Título: Governo brasileiro deve conter gastos, afirma o FMI
Autor: Kuntz, Rolf
Fonte: O Estado de São Paulo, 07/10/2010, Economia, p. B10

Previsões do fundo apontam para um crescimento de 7,5% para a economia brasileira este ano e de 4,5% em 2011

A economia brasileira vai bem, deve crescer 7,5% neste ano e 4,5% em 2011, mas está na hora de conter os gastos do governo para reduzir as pressões sobre o câmbio, segundo o Fundo Monetário Internacional (FMI). Brasil, China, Índia e outros emergentes aparecem como fontes de dinamismo no Panorama Econômico Mundial divulgado ontem pelo FMI.

Deles dependerá a maior parte do crescimento global de 4,8% estimado este ano e de 4,2% projetado para o próximo. A recuperação da maior parte da América Latina tem sido mais veloz do que se esperava e o produto regional deve aumentar 5,7% em 2010 e 4% no ano seguinte. Mas há velhos problemas não resolvidos e novos desafios acumulados desde o início da crise. A valorização cambial produzida pelo acúmulo de dólares é um deles.

No caso do Brasil, o Panorama aponta os sinais de superaquecimento detectados no primeiro semestre, quando a economia cresceu em ritmo equivalente a mais de 8% ao ano. Surgiram pressões inflacionárias e o Banco Central (BC) elevou os juros. Foi uma "resposta adequada", segundo a economista Petya Koeva Brooks, chefe da Divisão de Estudos Econômicos do FMI.

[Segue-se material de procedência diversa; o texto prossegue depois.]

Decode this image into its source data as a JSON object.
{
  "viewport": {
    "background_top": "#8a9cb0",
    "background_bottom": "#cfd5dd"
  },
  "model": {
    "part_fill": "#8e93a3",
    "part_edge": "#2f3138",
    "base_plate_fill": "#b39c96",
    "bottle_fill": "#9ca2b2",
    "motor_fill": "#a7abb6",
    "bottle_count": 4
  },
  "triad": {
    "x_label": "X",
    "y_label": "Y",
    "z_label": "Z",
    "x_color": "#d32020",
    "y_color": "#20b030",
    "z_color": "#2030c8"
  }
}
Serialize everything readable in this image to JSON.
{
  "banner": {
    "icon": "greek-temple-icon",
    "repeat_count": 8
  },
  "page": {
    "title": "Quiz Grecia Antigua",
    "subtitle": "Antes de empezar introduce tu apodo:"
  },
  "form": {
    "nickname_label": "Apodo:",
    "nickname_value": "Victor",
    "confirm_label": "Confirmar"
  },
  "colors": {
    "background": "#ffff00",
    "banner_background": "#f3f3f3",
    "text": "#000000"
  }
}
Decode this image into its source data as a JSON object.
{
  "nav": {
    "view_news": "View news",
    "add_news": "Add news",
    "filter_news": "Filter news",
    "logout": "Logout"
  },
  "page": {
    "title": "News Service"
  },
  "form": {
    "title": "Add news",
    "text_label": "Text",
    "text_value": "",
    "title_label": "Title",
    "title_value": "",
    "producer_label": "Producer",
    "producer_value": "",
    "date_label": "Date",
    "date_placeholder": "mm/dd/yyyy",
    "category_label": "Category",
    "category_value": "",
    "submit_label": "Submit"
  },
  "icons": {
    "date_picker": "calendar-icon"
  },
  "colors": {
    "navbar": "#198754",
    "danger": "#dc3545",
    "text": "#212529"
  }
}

Mas outros problemas continuaram a acumular-se. O gasto público tem crescido rapidamente e o superávit primário, até agosto, ficou em torno de 2% do Produto Interno Bruto (PIB), bem abaixo da meta de 3,3%. Recomendação da economista: uma desaceleração do gasto ajudará a alcançar a meta e permitirá aliviar o peso da política monetária. Com isso será mais fácil deter a valorização do real.

O comentário de Brooks tornou mais explícita a sugestão contida no Panorama, no capítulo sobre a América Latina. Segundo o documento, "um aperto fiscal ajudará a cuidar das pressões inflacionárias (Peru e Uruguai) e da sobrevalorização cambial (Brasil)". Servirá também para conter a dívida pública e para criar um colchão de segurança para emergências.

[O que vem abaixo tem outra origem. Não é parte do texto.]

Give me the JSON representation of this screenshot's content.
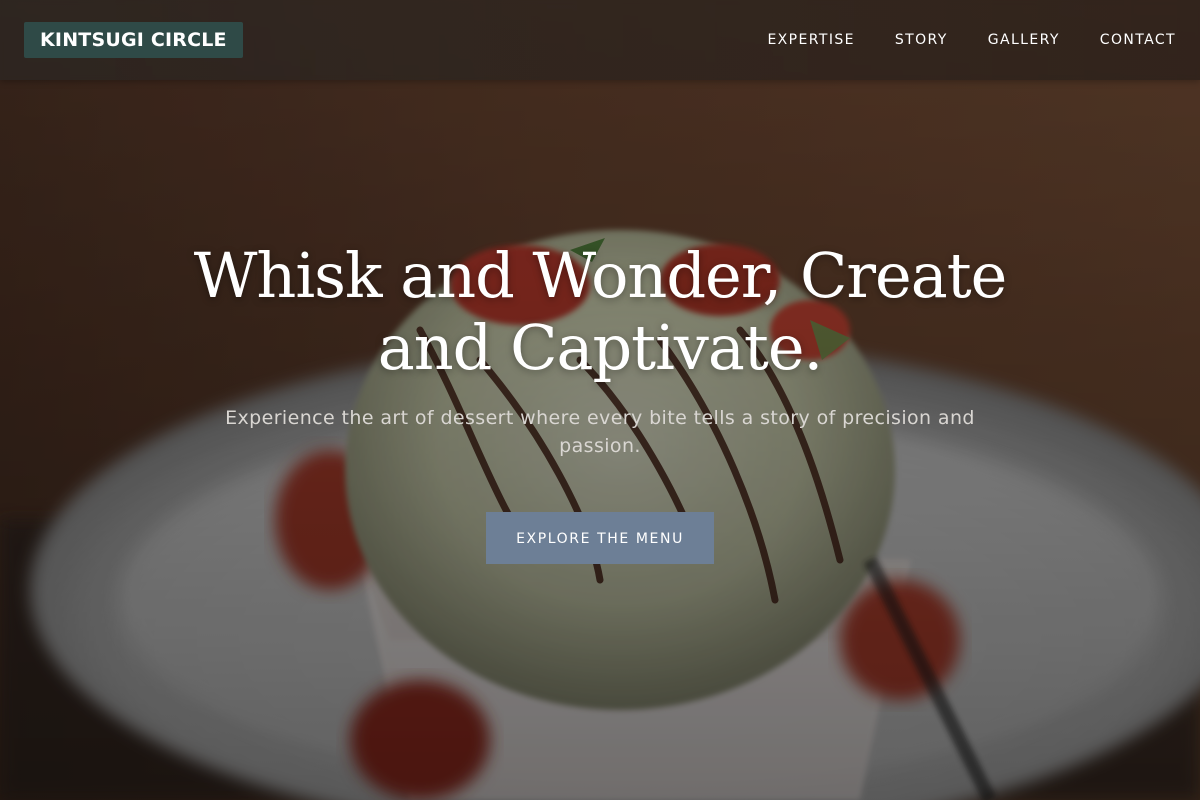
{
  "header": {
    "logo_text": "KINTSUGI CIRCLE",
    "nav": [
      {
        "label": "EXPERTISE"
      },
      {
        "label": "STORY"
      },
      {
        "label": "GALLERY"
      },
      {
        "label": "CONTACT"
      }
    ]
  },
  "hero": {
    "title": "Whisk and Wonder, Create and Captivate.",
    "subtitle": "Experience the art of dessert where every bite tells a story of precision and passion.",
    "cta_label": "EXPLORE THE MENU"
  },
  "colors": {
    "logo_bg": "#2f4a47",
    "cta_bg": "#6d7f96",
    "text_primary": "#ffffff",
    "text_secondary": "#d9d6d2"
  },
  "background": {
    "subject": "ice cream scoop with chocolate drizzle and strawberries on a plate"
  }
}
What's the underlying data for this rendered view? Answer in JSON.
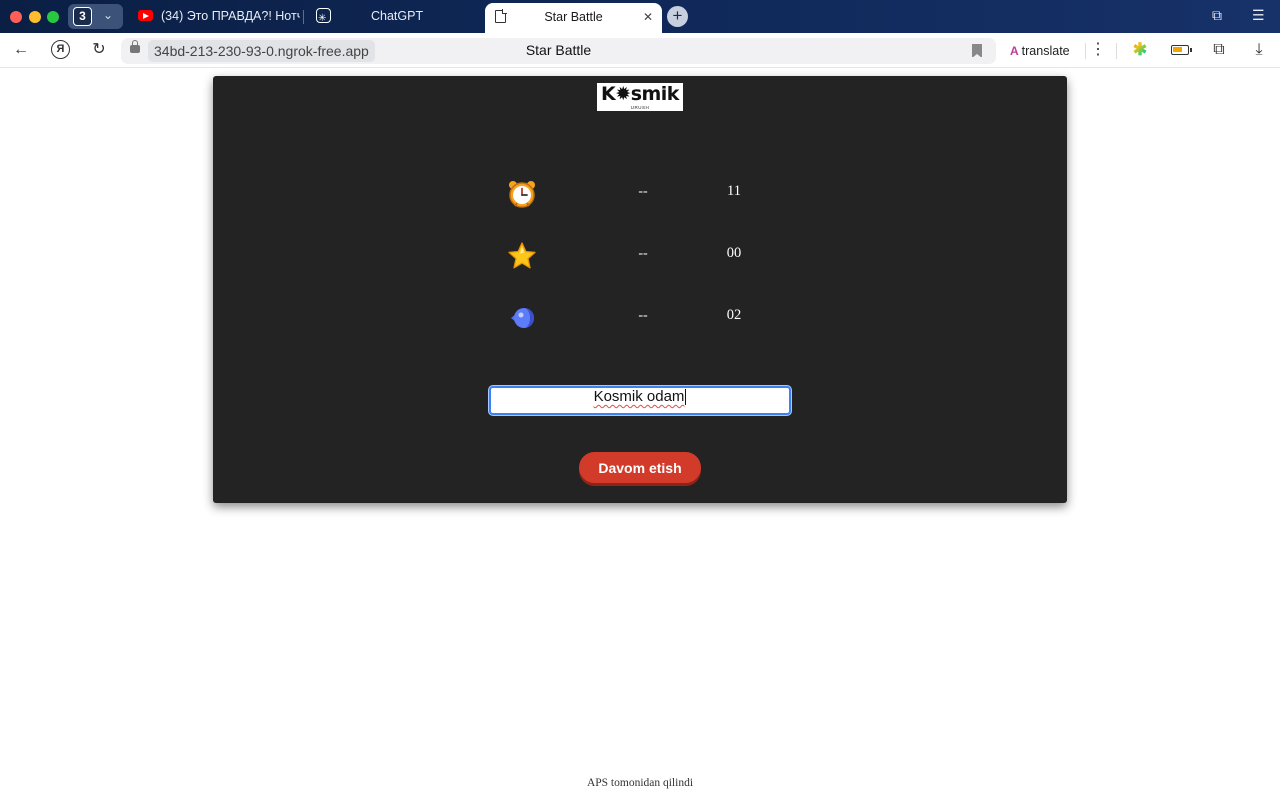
{
  "browser": {
    "tab_count": "3",
    "tabs": [
      {
        "title": "(34) Это ПРАВДА?! Нотч /",
        "icon": "youtube-icon"
      },
      {
        "title": "ChatGPT",
        "icon": "chatgpt-icon"
      },
      {
        "title": "Star Battle",
        "icon": "document-icon",
        "active": true
      }
    ],
    "url": "34bd-213-230-93-0.ngrok-free.app",
    "page_title": "Star Battle",
    "translate_label": "translate"
  },
  "game": {
    "logo_text": "K✹smik",
    "logo_subtext": "URUSH",
    "stats": [
      {
        "icon": "alarm-clock-icon",
        "left": "--",
        "value": "11"
      },
      {
        "icon": "star-icon",
        "left": "--",
        "value": "00"
      },
      {
        "icon": "rocket-ship-icon",
        "left": "--",
        "value": "02"
      }
    ],
    "name_input_value": "Kosmik odam",
    "continue_label": "Davom etish"
  },
  "footer": {
    "text": "APS tomonidan qilindi"
  },
  "colors": {
    "card_bg": "#232323",
    "button_red": "#d23b2a",
    "input_focus": "#3a82f6"
  }
}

A relação entre orçamento público, taxa de juros e valorização cambial tem sido raramente apontada nas análises produzidas por economistas estrangeiros. O Relatório sobre a Estabilidade Financeira Global, distribuído um dia antes, havia chamado a atenção para o atrativo dos juros, mas não havia mostrado a relação entre o desarranjo fiscal, provocado pelo excesso de gastos, e a política monetária.

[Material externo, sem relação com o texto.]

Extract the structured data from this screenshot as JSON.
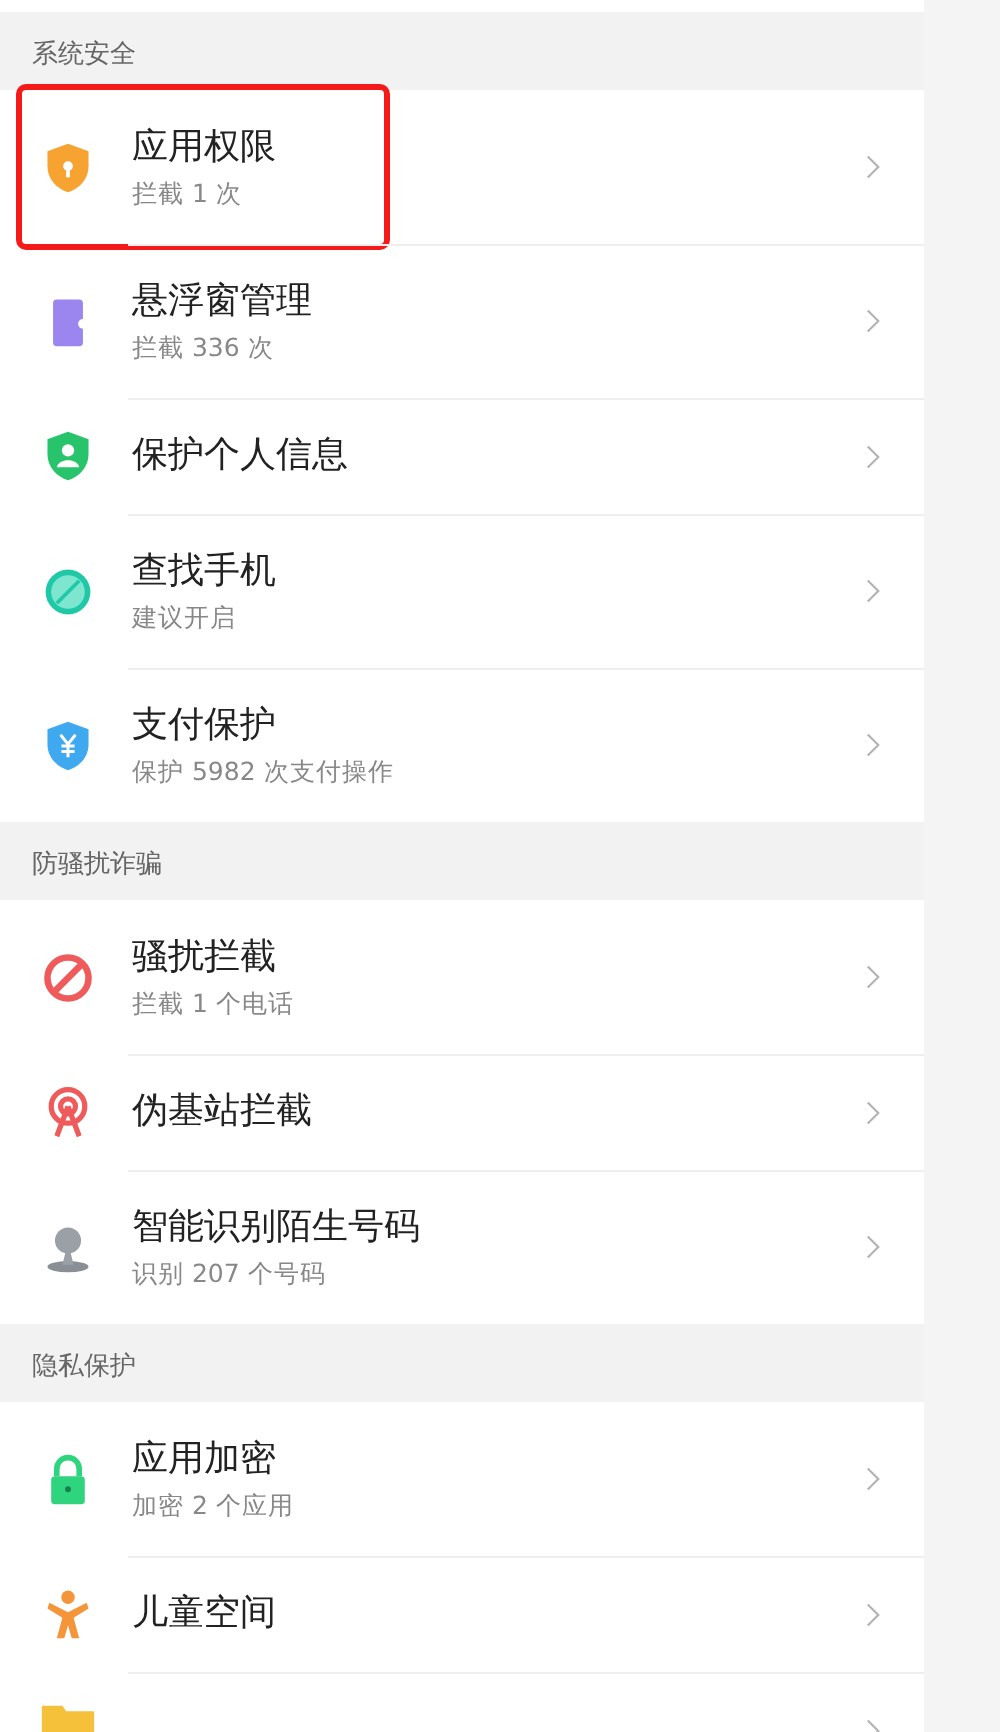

Planos. O economista chefe do Banco Mundial para a América Latina, Álvaro de La Torre, também comentou o problema fiscal do Brasil. O novo governo, segundo ele, deveria anunciar prontamente seus planos para a gestão das contas públicas. Wall Street e todos os demais centros financeiros, acrescentou, estão esperando esse anúncio.

O baixo desempenho das economias avançadas, com uma recuperação mais lenta que a prevista, é um fator de risco para a América Latina, por causa de seus efeitos nos preços das commodities. Do lado interno, há o perigo do superaquecimento, principalmente se os governos demorarem a retirar os estímulos criados durante a crise.

Segundo o Panorama, a maior parte da América Latina está em rápida recuperação por não ter cometido excessos na fase pré-crise. A convalescença do mundo rico é mais lenta porque os excessos - como o endividamento das famílias americanas - ainda estão sendo digeridos. Mas a recuperação latino-americana tem sido acompanhada de um aumento de importações e de uma deterioração das contas externas. A maior parte dos países tem acumulado déficits na conta corrente do balanço de pagamentos. O relatório dá pouca importância a essa tendência. O déficit brasileiro equivaleu a 1,5% do PIB em 2009, deve chegar a 2,6% neste ano e alcançar 3% em 2011. É a contribuição dada pela região ao reequilíbrio da economia mundial - proporcionalmente bem maior que a da China, ainda superavitária nessa conta.

No último meio século, buracos nas contas externas frequentemente forçaram as economias latino-americanas e pedir socorro ao FMI. Desta vez, os economistas da instituição se mostram mais interessados em assistir à recuperação da economia americana. Segundo Álvaro de la Torre, em cinco anos a América Latina estará em crise, se não cuidar dos fluxos de capital e da valorização do câmbio.